Even speech today has become a form of violence…(661)

Before the gaming group takes to the underground tunnels, they play a World War II simulation game using a large room with players themselves acting as playing pieces. This prefigures Infinite Jest’s game of Eschaton. (Since Stephenson and Wallace were acquainted, I suspect that the debt may have been acknowledged.)

In his introduction, Stephenson acknowledges an indebtedness to Julian Jaynes’ The Origin of Consciousness in the Breakdown of the Bicameral Mind. This was a theory published in the 1970s and which had some currency back then. Jaynes was a lecturer at Princeton. I once read a book in the early eighties that alluded to this, but then the book was written by a dean at Princeton. I had written a critique of Jaynes’ book, but no one was interested in publishing because his ideas never caught on. Of course there is a Catch-22: If it did catch on, who would dare publish a critique?

Though the introduction makes it sound like the bicameral mind theory will be important in the book, the mageversity president dismisses it in a single sentence in a manner very similar to Jason Lisle, whose book I reviewed here.

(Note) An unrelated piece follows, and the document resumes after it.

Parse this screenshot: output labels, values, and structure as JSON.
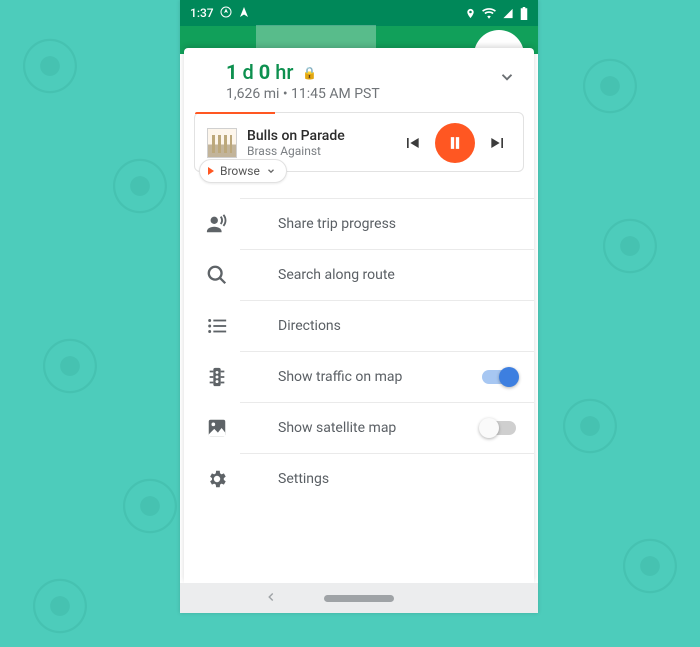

You’re a Jaynesian and a materialistic monist. In which case you’ve got no reason to believe anything you think, because anything you think is just a predetermined neural event which can’t be considered true or logical. Self-refuting, son. Think about it. (1507)

Indeed, ultimately it appears that the whole American Megaversity is self-refuting. Still one person in the novel notes bicamerally:

You know about the Central Bifurcations that separates magic and technology. Some of you have probably noted that lately Leakage has been very bad. (3333)

Briefly, Jaynes’ theory is that the two cerebral hemispheres of ancient man were completely separated. When attempts were made for one hemisphere to connect with the other, ancient man perceived this as some kind of inspiration or god. Some time around the turn of the first millennium B.C., this “bicameral mind” broke down and modern man evolved, using reason instead of depending on gods, which was really just a form of schizophrenia.

Perhaps Stephenson is symbolizing this theory, or, I suspect, satirizing it. We have the two roommates with overly loud stereo systems competing and resulting in conflict. Similarly, we have the Terrorists and some of their friends speaking of the Big Wheel, which is just outside the “Plex” (i.e., the campus), as if it were some kind of divine voice. Awareness of Jaynes’ theory could add a layer of interpretation.

I do not want to give more of it away, but besides the characters and scenarios mentioned above, the tale also includes giant mutant rats, a women’s center, and spies from Crotobaltislavonia, as one can guess from its name, a land somewhere in Eastern Europe, which back in 1984 would have been either part of the Soviet Union or the Warsaw Pact and whose name echoes Al Capp’s country of Lower Slobbovia.

Written in the early eighties, Stephenson may have been looking back at campus riots in the sixties:

How many other universities do you know where a civil war closes off the academic year?

Alas, it happened at Harvard in 1969 and Kent State in 1970. The cycle seems to be swinging in that direction again. At least back then there was a controversial war. Nobody was protesting Halloween costumes.

So The Big U prefigures many of the current excesses and injustices at today’s American institutions of higher learning. It also raises questions about the integrity of journalists. Reading it now is perhaps not as funny as reading it when it first came out because some of Stephenson’s jokes would be taken too seriously by snowflakes and professors nowadays, but it is still a wild ride.

Grammar is like the walls and bumpers of a pinball machine. Rhetoric is like the flippers of a pinball machine. You control the flippers. The rest of the machine—grammar—controls everything else. If you use the flippers well, you make points. If you fail to image your concepts visibly, your ball drops into the black hole of nothingness. (763-765)

Stephenson makes his points, all right.